Bu gerginliği sadece yüzeydeki diplomatik bir sürtüşme olarak görmek eksik olur. Aslında bu, Güney Kafkasya’da değişen güç dengelerinin ve Azerbaycan’ın artan jeopolitik özgüveninin bir yansımasıdır. Azerbaycan artık Moskova’nın gölgesinde hareket etmeyen, çok yönlü dış politika izleyen bir aktör haline geldi. Özellikle Karabağ sonrası süreçte, Azerbaycan hem sahada hem masada bağımsızlık çizgisini güçlendirdi. Rusya ise bunu bir meydan okuma olarak görüyor ve klasik reflekslerle karşılık veriyor.

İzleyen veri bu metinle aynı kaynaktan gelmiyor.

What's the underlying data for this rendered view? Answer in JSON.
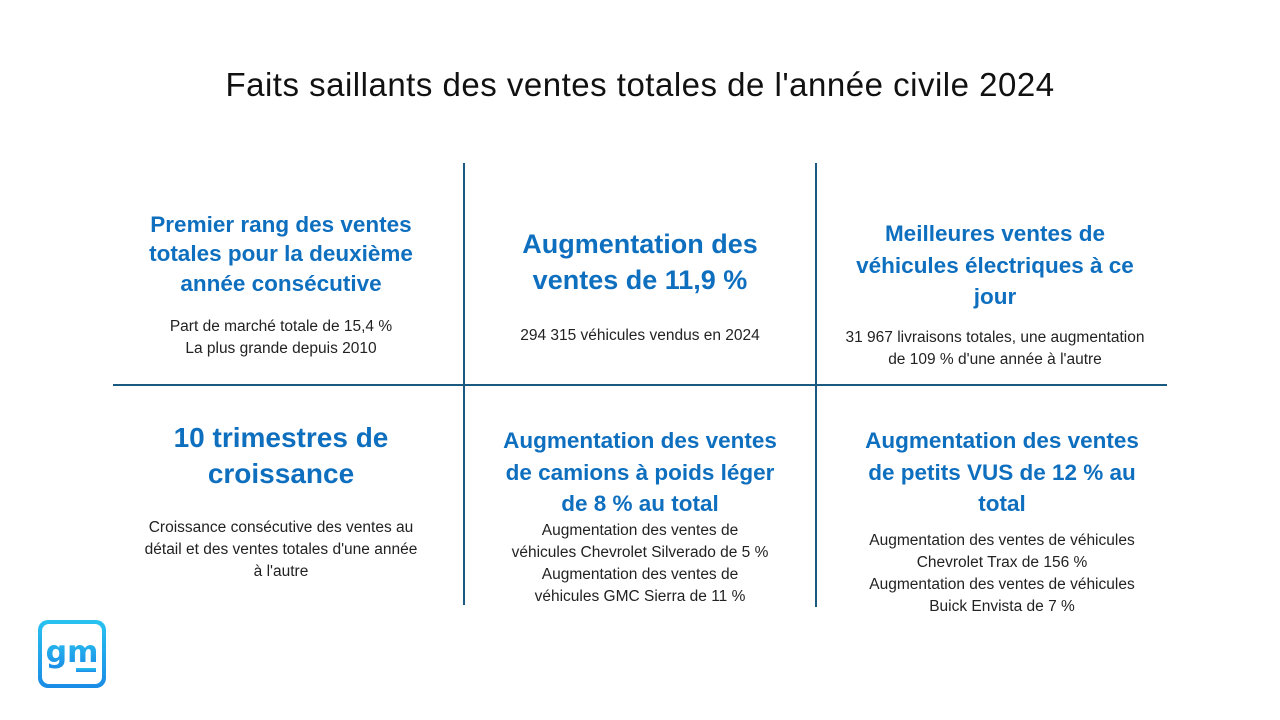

MOSKOVA’NIN ALIŞAGELDİĞİ DÜZENE TERS DÜŞÜYOR
Bu yaşananlar aslında yüzeyde gözükenin çok ötesinde bir dönüşümün dışa vurumudur. Azerbaycan-Rusya ilişkileri, uzun yıllar klasik anlamda “ağabey-kardeş” formunda sürerken, özellikle Karabağ Savaşı sonrası Azerbaycan’ın yükselen siyasi ve askeri kapasitesi, bu hiyerarşiyi ciddi biçimde sorgular hale getirdi. Rusya açısından bu yeni tablo, kendi etki alanının parçalanması ve çevresindeki ülkelerin giderek daha bağımsız hareket etmesi anlamına geliyor. Bu sadece Azerbaycan ile değil, Kazakistan, Gürcistan ve hatta Ermenistan’la olan ilişkilerde de gözlemlenen bir süreçtir. Baskınlar, medya ofislerinin kapatılması, karşılıklı tutuklamalar aslında doğrudan diplomatik kriz değil; bölgesel hegemonya mücadelesinin mikro yansımalarıdır. Azerbaycan’ın son dönemde izlediği çok kutuplu ve bağımsız dış politika çizgisi, Moskova’nın alışageldiği düzene ters düşüyor.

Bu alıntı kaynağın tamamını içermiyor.